Now he’s suggesting that you write a new outline without referencing your essay. Reconstructing your arguments from memory.

Then, with your new outline, take the relevant stuff from your original essay and paste it in. don’t worry if something unimportant is dropped, that’s the point.

Step Nine: Repeat Again

Almost done.

So, for those of you who really want to prove you’re real tough manly men and women you could really zazz it up by repeating the whole thing again.

And he’s right.

I’m a copywriter and the best writers in my industry often do 12-15 rounds of revision to polish everything just so.

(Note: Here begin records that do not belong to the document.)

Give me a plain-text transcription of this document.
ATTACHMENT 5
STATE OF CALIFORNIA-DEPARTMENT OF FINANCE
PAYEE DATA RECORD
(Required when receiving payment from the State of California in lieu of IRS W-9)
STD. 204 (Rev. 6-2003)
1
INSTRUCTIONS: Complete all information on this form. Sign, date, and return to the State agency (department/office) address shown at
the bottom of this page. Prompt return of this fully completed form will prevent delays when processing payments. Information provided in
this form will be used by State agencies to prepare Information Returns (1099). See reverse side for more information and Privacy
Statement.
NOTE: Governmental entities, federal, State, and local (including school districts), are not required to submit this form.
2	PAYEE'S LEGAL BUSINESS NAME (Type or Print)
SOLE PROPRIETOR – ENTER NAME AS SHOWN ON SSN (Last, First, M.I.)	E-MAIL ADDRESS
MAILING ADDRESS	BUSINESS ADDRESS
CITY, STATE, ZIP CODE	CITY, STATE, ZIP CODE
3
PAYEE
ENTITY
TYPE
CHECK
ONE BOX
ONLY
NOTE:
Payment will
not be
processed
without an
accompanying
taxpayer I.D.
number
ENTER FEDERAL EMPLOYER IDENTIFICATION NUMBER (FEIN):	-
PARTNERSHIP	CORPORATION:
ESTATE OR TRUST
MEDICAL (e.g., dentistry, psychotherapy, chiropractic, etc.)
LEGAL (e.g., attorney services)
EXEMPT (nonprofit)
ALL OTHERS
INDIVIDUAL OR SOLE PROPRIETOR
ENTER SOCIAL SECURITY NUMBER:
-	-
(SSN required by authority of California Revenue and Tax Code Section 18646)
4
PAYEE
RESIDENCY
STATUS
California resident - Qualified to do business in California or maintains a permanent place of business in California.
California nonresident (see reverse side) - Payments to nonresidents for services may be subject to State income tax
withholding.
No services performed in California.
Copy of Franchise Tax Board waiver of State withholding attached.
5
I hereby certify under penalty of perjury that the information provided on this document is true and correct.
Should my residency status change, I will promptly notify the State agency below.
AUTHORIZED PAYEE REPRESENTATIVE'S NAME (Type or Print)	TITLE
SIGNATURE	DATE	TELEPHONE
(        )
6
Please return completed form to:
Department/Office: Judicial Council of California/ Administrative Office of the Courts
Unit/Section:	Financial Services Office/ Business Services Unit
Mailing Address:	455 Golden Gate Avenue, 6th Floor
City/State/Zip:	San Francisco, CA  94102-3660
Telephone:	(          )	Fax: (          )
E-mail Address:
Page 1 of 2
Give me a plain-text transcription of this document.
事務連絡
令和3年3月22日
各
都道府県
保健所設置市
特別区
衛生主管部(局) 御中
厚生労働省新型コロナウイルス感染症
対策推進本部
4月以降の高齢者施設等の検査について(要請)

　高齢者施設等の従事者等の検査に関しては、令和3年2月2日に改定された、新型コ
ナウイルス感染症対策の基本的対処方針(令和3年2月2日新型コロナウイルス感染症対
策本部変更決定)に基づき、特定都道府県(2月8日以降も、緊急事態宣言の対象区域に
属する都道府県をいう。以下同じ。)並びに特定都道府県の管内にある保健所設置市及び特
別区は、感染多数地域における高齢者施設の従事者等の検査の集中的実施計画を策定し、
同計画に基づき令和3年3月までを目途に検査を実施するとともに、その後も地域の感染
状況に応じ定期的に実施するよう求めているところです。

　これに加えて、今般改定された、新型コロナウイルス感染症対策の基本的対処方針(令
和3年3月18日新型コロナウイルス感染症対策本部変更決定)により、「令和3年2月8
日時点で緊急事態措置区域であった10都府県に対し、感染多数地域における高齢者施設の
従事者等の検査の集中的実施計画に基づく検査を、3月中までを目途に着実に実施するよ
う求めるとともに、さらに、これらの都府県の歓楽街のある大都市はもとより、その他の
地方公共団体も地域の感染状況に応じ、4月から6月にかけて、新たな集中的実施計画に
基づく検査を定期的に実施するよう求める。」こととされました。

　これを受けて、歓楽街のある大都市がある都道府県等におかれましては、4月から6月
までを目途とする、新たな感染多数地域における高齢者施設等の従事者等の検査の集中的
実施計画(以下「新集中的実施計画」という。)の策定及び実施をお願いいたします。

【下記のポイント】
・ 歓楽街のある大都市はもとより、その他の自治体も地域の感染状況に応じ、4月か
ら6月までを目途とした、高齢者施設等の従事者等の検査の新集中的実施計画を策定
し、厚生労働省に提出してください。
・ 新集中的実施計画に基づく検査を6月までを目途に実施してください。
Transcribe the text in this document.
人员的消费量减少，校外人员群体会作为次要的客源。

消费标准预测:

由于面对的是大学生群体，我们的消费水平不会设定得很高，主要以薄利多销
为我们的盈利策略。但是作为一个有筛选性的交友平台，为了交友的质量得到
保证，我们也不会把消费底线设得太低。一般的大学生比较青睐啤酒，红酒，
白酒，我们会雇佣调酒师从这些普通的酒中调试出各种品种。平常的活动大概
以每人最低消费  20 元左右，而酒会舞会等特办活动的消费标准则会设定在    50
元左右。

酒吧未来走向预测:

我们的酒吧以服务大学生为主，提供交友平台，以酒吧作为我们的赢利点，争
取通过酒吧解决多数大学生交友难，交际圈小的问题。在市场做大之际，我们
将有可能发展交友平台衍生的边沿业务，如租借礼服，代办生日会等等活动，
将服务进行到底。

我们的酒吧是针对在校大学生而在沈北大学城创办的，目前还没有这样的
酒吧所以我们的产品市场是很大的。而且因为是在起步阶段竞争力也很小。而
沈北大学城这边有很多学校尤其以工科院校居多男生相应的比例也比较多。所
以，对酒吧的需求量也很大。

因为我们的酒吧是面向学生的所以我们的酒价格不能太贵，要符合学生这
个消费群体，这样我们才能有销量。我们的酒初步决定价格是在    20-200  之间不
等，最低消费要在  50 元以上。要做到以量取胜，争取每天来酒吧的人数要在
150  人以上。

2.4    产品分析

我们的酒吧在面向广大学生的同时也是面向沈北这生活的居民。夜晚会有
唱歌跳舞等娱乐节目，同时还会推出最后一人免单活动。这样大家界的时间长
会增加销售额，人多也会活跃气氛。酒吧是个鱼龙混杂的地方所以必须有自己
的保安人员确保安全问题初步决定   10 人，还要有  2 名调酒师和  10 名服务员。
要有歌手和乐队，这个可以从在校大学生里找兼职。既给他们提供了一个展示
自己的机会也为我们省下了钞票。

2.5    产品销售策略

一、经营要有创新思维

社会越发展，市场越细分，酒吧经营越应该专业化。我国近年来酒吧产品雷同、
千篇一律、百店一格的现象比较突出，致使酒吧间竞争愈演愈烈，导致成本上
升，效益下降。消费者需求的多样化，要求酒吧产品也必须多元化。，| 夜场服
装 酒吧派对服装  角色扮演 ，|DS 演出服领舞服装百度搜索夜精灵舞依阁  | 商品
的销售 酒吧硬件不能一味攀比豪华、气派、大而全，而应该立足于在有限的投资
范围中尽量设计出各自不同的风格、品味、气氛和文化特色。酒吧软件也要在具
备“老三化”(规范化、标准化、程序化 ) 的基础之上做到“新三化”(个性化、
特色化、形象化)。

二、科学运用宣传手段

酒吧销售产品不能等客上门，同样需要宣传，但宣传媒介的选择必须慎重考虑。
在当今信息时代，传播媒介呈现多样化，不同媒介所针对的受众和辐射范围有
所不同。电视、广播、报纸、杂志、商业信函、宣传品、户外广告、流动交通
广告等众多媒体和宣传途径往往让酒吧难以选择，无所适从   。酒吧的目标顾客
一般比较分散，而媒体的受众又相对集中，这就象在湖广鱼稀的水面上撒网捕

Step Ten: Mr Rules complains about needing to cite sources for his arguments to avoid being accused of plagiarism.

Again, I couldn’t make this up.

When you write a sentence that contains what is supposed to be a fact or at least an informed opinion, and you have picked it up from something you read, then you have to refer to that source. Otherwise, following convention, people may accuse you of plagiarism, which is a form of theft (of intellectual property).

Now, I’m sympathetic to disliking citations. I was always super bad at them in school, and I always did what Peterson appears implicitly to do here: Mostly forget you’ll ever need to cite anything and then backfill the essay with more sources so it looks more supporter than it is.

But the more research I’ve done the more I’ve come to understand and even love the way they enable transparency. If you know where someone’s getting their facts, you can follow the chain of evidence all the way back.

And that’s fucking awesome.

That’s why I try to link up as much as possible here. So you can go and check out the places I learned from.

Incidentally, if you’d rather I use formal footnotes, let me know. Substack has a system to and it’s pretty good.

Oh, and as long as this has been… it’s still less than half as many words as Peterson’s Essay.

Wrapping Up

So, that’s an… oddly illuminating jaunt through Dr Peterson’s mind.

His ideas of better are almost purely aesthetic within this. There’s no discussion of thesis statements or how to determine what’s true or false.

It’s highly telling.

Optimize for impact machine learning style.

There are maybe 5-8 pages of content in this essay once you pair away the digressions, threats, and insults.

And that’s fine, I guess. We both know I’ve written a lot of bloat. But rarely do I also lecture people about how brevity is the soul of wit.

Worse, he didn’t really discuss different styles or considerations of the audience. Even for a college paper that’s a mistake. Just rewrite and reorder until it’s goodest.

The whole point of writing an essay is either to learn what you know or to express it clearly. How can you write so much about writing without mentioning evaluating sources for evidence or questioning your assumptions even once?

It’s irresponsible. The man wrote a page about brevity when all he needed to do was tattoo the phrase, “Omit Needless Words” on his eyelids.

Anyway, I think this method is kind of interesting. So let’s take it for a spin on Monday.

I hope you all enjoy 100-word paragraphs.


  1. Do you have a moment to hear about our Lobsterman savior?

  2. Do you have a moment to look at this app a Peterson fan created? The name alone is amazing.